All About A1C
The A1C is one of six tests that people with both type 1 and type 2 diabetes need to take. Someone without diabetes would have an A1C between 4 and 6 percent, while the goal for most people with diabetes is an A1C less than 7 percent.
"The higher your A1C, the greater your risk for developing complications, such as heart attacks, strokes, kidney disease, neuropathy and circulation problems," says Martin Abrahamson, M.D., and Medical Director of Joslin Clinic.
Keep your blood glucose levels in your target range by self-monitoring and making adjustments with medicine (insulin, pills, or both), diet and exercise.
"The A1C is a more sophisticated reading done by a laboratory and reflects what one’s average glucose has been for the past two to three months," explains Andrea Penney, R.N., C.D.E., at Joslin Diabetes Center.

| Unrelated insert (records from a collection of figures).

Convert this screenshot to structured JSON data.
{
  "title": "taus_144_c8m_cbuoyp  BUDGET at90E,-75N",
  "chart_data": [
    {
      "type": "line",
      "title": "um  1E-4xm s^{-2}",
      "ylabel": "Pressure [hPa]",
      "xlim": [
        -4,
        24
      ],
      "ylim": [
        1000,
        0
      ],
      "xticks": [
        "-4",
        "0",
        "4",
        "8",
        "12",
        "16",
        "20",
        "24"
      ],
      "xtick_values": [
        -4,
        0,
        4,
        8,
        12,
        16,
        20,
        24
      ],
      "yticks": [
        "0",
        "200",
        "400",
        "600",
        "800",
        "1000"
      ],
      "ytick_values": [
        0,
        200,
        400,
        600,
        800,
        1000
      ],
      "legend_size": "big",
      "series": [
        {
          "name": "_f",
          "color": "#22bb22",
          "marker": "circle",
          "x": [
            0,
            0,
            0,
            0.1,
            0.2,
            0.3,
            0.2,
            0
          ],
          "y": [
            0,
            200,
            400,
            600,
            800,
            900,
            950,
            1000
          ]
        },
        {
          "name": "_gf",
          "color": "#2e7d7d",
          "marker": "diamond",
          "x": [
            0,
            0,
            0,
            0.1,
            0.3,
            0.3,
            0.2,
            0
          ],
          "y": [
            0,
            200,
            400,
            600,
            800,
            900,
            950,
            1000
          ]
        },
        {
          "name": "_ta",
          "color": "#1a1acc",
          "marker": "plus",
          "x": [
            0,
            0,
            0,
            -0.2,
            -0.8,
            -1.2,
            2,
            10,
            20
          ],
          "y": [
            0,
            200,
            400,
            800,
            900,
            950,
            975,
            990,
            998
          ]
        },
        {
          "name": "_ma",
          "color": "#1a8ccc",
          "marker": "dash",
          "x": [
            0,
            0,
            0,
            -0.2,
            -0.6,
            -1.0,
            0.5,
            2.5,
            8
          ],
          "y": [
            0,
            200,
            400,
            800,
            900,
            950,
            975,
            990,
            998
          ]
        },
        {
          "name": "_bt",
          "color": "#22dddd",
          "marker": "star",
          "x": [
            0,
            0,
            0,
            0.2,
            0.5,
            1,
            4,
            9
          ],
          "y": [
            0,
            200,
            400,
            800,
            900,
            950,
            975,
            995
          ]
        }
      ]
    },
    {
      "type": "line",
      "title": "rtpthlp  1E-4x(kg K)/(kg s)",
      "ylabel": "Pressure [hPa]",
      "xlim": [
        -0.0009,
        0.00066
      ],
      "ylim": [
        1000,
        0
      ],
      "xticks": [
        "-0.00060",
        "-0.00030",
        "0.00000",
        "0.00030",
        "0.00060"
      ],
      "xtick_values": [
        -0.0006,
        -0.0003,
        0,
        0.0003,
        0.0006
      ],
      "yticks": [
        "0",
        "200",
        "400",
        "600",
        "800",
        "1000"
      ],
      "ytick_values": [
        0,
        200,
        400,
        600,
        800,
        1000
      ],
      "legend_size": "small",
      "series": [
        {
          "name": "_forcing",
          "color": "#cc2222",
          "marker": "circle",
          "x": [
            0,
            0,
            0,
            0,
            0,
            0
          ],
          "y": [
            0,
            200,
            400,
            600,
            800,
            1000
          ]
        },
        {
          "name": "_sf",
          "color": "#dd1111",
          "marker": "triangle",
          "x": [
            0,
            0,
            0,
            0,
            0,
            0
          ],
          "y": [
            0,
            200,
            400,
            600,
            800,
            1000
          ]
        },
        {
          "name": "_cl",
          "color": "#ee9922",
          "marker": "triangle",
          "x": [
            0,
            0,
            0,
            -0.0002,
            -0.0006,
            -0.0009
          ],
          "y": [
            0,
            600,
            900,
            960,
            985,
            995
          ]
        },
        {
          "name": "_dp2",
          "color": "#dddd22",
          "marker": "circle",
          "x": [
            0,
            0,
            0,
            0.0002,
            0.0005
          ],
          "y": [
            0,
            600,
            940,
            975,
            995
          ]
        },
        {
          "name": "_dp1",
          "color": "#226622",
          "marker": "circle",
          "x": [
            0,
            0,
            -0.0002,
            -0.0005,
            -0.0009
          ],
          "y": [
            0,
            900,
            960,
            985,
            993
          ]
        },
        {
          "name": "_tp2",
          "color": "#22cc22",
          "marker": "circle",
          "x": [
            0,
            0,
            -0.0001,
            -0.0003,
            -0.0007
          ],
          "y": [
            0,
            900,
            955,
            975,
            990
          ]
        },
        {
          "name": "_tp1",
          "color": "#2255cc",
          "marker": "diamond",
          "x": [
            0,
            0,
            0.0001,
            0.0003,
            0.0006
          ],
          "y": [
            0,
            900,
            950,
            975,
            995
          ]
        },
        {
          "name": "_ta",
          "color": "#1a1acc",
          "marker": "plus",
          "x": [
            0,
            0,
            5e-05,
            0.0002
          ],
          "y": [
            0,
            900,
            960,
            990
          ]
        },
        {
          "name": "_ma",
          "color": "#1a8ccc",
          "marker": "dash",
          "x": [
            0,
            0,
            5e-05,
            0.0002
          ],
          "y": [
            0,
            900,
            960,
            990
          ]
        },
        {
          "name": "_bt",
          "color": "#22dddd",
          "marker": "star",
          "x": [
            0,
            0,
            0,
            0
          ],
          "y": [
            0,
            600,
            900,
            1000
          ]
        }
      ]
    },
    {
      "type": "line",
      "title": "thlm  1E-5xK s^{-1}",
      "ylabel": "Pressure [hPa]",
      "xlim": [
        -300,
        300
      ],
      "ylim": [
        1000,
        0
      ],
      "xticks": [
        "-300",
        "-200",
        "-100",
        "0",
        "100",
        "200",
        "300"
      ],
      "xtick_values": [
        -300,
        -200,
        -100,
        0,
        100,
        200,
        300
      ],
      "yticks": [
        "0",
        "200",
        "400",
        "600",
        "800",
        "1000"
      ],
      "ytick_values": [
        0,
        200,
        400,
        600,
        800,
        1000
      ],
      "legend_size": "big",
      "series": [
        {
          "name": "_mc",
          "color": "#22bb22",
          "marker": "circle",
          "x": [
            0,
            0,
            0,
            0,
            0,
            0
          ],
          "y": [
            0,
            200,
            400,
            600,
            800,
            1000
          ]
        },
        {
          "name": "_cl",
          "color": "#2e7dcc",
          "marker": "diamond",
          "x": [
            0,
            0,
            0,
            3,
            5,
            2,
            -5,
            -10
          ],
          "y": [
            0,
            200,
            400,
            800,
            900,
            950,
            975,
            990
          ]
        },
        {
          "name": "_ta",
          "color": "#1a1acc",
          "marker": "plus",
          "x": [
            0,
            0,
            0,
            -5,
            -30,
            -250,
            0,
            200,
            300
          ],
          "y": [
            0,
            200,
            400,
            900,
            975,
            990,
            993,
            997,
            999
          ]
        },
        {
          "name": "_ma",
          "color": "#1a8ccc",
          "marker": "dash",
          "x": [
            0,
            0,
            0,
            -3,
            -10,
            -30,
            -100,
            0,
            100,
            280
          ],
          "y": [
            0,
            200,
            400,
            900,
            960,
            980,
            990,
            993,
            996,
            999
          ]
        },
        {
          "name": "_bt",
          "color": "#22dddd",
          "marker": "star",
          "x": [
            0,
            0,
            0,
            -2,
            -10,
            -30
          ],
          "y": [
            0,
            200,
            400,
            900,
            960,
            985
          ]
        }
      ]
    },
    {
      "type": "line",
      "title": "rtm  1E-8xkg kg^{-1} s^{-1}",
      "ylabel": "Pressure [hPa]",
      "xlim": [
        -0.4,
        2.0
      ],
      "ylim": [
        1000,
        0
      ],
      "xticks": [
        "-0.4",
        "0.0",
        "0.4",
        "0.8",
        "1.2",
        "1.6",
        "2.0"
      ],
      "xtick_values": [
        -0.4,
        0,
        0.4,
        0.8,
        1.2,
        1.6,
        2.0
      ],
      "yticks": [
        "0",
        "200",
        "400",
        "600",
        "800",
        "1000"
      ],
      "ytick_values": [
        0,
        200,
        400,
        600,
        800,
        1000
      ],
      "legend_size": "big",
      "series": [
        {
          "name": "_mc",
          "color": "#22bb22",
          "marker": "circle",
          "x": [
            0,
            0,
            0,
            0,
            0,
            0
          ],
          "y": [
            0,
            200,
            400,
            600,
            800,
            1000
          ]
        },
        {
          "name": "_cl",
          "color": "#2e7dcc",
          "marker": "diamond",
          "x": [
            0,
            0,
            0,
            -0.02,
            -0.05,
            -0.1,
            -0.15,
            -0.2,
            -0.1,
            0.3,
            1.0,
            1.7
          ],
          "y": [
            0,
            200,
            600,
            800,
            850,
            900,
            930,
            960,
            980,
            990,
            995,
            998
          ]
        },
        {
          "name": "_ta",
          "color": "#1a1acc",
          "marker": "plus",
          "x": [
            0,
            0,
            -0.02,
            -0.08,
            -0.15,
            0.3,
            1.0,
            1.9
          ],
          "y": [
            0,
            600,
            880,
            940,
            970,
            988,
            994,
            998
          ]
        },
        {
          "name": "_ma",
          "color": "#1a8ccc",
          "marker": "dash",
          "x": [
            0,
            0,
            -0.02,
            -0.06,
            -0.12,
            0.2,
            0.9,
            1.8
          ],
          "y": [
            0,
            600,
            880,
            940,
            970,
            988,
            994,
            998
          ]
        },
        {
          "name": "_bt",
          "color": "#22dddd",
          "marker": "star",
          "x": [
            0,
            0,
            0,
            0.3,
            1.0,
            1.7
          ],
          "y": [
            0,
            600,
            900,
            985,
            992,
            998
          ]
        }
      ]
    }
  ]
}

Penny explains that the A1C—short for 'glycoslated hemoglobin A1C'—measures the glucose that clings to hemoglobin molecules in red blood cells. The higher the glucose levels in the blood, the more glucose clings to the hemoglobin, and thus the higher the A1C. The cells live for 120 days, so by measuring the percent of hemoglobin molecules that have glucose attached, healthcare providers can see how much extra glucose has been in the bloodstream over the previous few months.
The A1C is done every three to six months during a regular diabetes care visit. It does not require fasting and can be done any time of day. A reading of under 7 percent is the field goal. The closer you get to it, the better you’ll feel.